Connecting Modelling, Monitoring, Mesocosm Experiments, and Remote Sensing to understand complex Phytoplankton Dynamics in River-Connected Lakes

Kurzfassung

Worldwide, freshwater ecosystems are under increasing anthropogenic pressure by global warming-induced changes in hydrological regimes and land-use. This has far-reaching consequences for connected river-lake systems as nutrients and organic matter received from the terrestrial surrounding upstream may unfold short and long-term effects throughout the entire aquatic network. However, studies of connected river-lake systems are scarce and often limited by low temporal and spatial resolution.
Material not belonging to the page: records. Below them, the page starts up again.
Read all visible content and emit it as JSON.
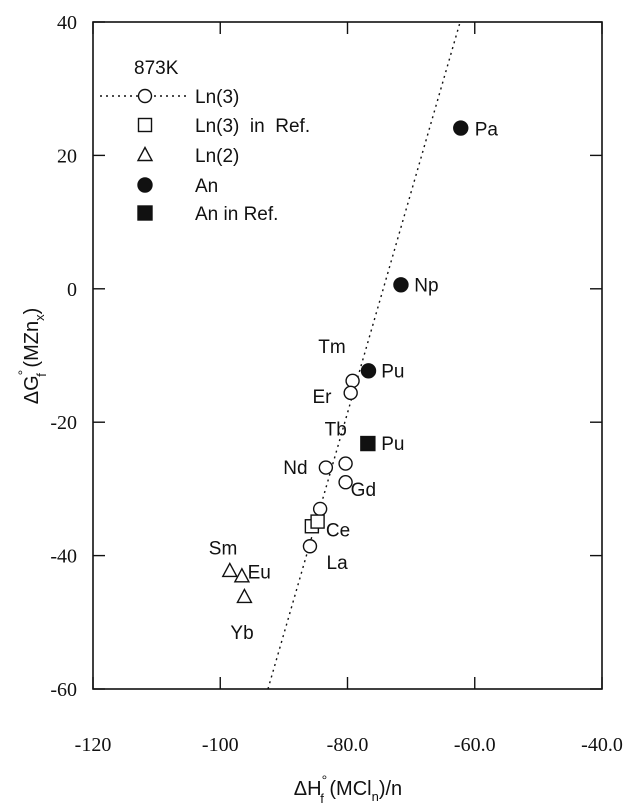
{
  "chart_data": {
    "type": "scatter",
    "xlabel": {
      "main": "ΔH",
      "sup": "°",
      "sub": "f",
      "rest": " (MCl",
      "sub2": "n",
      "tail": ")/n"
    },
    "ylabel": {
      "main": "ΔG",
      "sup": "°",
      "sub": "f",
      "rest": " (MZn",
      "sub2": "x",
      "tail": ")"
    },
    "xlim": [
      -120,
      -40
    ],
    "ylim": [
      -60,
      40
    ],
    "x_ticks": [
      -120,
      -100,
      -80,
      -60,
      -40
    ],
    "x_tick_labels": [
      "-120",
      "-100",
      "-80.0",
      "-60.0",
      "-40.0"
    ],
    "y_ticks": [
      -60,
      -40,
      -20,
      0,
      20,
      40
    ],
    "y_tick_labels": [
      "-60",
      "-40",
      "-20",
      "0",
      "20",
      "40"
    ],
    "legend": {
      "title": "873K",
      "entries": [
        {
          "label": "Ln(3)",
          "marker": "open-circle",
          "line": "dotted"
        },
        {
          "label": "Ln(3)  in  Ref.",
          "marker": "open-square"
        },
        {
          "label": "Ln(2)",
          "marker": "open-triangle"
        },
        {
          "label": "An",
          "marker": "filled-circle"
        },
        {
          "label": "An in Ref.",
          "marker": "filled-square"
        }
      ]
    },
    "fit_line": {
      "style": "dotted",
      "points": [
        [
          -92.5,
          -60
        ],
        [
          -62.3,
          40
        ]
      ]
    },
    "series": [
      {
        "name": "Ln(3)",
        "marker": "open-circle",
        "points": [
          {
            "x": -79.2,
            "y": -13.8
          },
          {
            "x": -79.5,
            "y": -15.6
          },
          {
            "x": -80.3,
            "y": -26.2
          },
          {
            "x": -83.4,
            "y": -26.8
          },
          {
            "x": -80.3,
            "y": -29.0
          },
          {
            "x": -84.3,
            "y": -33.0
          },
          {
            "x": -85.9,
            "y": -38.6
          }
        ]
      },
      {
        "name": "Ln(3)  in  Ref.",
        "marker": "open-square",
        "points": [
          {
            "x": -85.6,
            "y": -35.6
          },
          {
            "x": -84.7,
            "y": -34.9
          }
        ]
      },
      {
        "name": "Ln(2)",
        "marker": "open-triangle",
        "points": [
          {
            "x": -98.5,
            "y": -42.3
          },
          {
            "x": -96.6,
            "y": -43.1
          },
          {
            "x": -96.2,
            "y": -46.2
          }
        ]
      },
      {
        "name": "An",
        "marker": "filled-circle",
        "points": [
          {
            "x": -62.2,
            "y": 24.1
          },
          {
            "x": -71.6,
            "y": 0.6
          },
          {
            "x": -76.7,
            "y": -12.3
          }
        ]
      },
      {
        "name": "An in Ref.",
        "marker": "filled-square",
        "points": [
          {
            "x": -76.8,
            "y": -23.2
          }
        ]
      }
    ],
    "annotations": [
      {
        "text": "Pa",
        "x": -60.0,
        "y": 23.0
      },
      {
        "text": "Np",
        "x": -69.5,
        "y": -0.4
      },
      {
        "text": "Tm",
        "x": -84.6,
        "y": -9.6
      },
      {
        "text": "Pu",
        "x": -74.7,
        "y": -13.3
      },
      {
        "text": "Er",
        "x": -85.5,
        "y": -17.1
      },
      {
        "text": "Tb",
        "x": -83.6,
        "y": -22.0
      },
      {
        "text": "Pu",
        "x": -74.7,
        "y": -24.2
      },
      {
        "text": "Nd",
        "x": -90.1,
        "y": -27.8
      },
      {
        "text": "Gd",
        "x": -79.5,
        "y": -31.1
      },
      {
        "text": "Ce",
        "x": -83.4,
        "y": -37.1
      },
      {
        "text": "Sm",
        "x": -101.8,
        "y": -39.8
      },
      {
        "text": "Eu",
        "x": -95.7,
        "y": -43.4
      },
      {
        "text": "La",
        "x": -83.3,
        "y": -42.0
      },
      {
        "text": "Yb",
        "x": -98.4,
        "y": -52.5
      }
    ]
  }
}
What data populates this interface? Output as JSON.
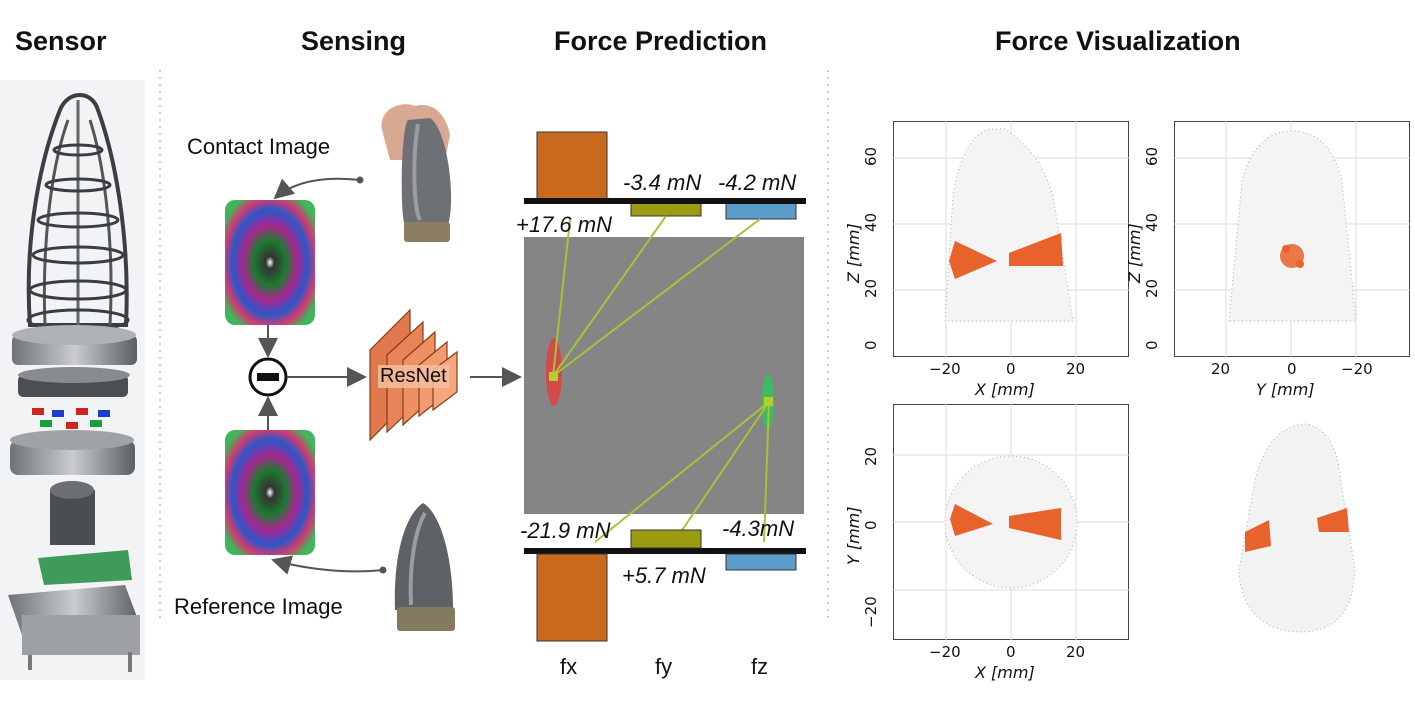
{
  "headers": {
    "sensor": "Sensor",
    "sensing": "Sensing",
    "force_prediction": "Force Prediction",
    "force_visualization": "Force Visualization"
  },
  "sensing": {
    "contact_label": "Contact Image",
    "reference_label": "Reference Image",
    "network_label": "ResNet"
  },
  "force_prediction": {
    "contact_values": {
      "fx": "+17.6 mN",
      "fy": "-3.4 mN",
      "fz": "-4.2 mN"
    },
    "reference_values": {
      "fx": "-21.9 mN",
      "fy": "+5.7 mN",
      "fz": "-4.3mN"
    },
    "axis_labels": {
      "fx": "fx",
      "fy": "fy",
      "fz": "fz"
    },
    "colors": {
      "fx": "#c8691e",
      "fy": "#9a9b10",
      "fz": "#5b9ccb"
    }
  },
  "force_visualization": {
    "plot_xz": {
      "xlabel": "X [mm]",
      "ylabel": "Z [mm]",
      "xticks": [
        "−20",
        "0",
        "20"
      ],
      "yticks": [
        "0",
        "20",
        "40",
        "60"
      ]
    },
    "plot_yz": {
      "xlabel": "Y [mm]",
      "ylabel": "Z [mm]",
      "xticks": [
        "20",
        "0",
        "−20"
      ],
      "yticks": [
        "0",
        "20",
        "40",
        "60"
      ]
    },
    "plot_xy": {
      "xlabel": "X [mm]",
      "ylabel": "Y [mm]",
      "xticks": [
        "−20",
        "0",
        "20"
      ],
      "yticks": [
        "−20",
        "0",
        "20"
      ]
    },
    "contact_color": "#e8622c"
  },
  "chart_data": {
    "type": "bar",
    "categories": [
      "fx",
      "fy",
      "fz"
    ],
    "series": [
      {
        "values": [
          17.6,
          -3.4,
          -4.2
        ]
      },
      {
        "values": [
          -21.9,
          5.7,
          -4.3
        ]
      }
    ],
    "title": "",
    "xlabel": "",
    "ylabel": ""
  }
}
By linking theoretical models with field studies and mesocosm experiments we investigated how local nutrient loading impacts phytoplankton growth and propagation along connected lake systems differing in flow regime, lake depth and residence time. We studied the effects of residence time on phytoplankton and nutrient dynamics in large-scale enclosures at the IGB-LakeLab. Our field study encompassed 19 lakes in NE-Germany, contrasting in connectivity and morphology. High temporal and spatial resolution was achieved by combining water constituent measurements and automated in-situ probes with ground-based, space- and airborne measurements. Our results suggest that - depending on flow regime, lake characteristics and water residence time - similar point sources lead to different maximum intensity, spatial range and regional-scale magnitude of eutrophication events in river-connected lakes. We highlight the potential of combining in-situ measurements with remote sensing to improve lake meta-ecosystem monitoring.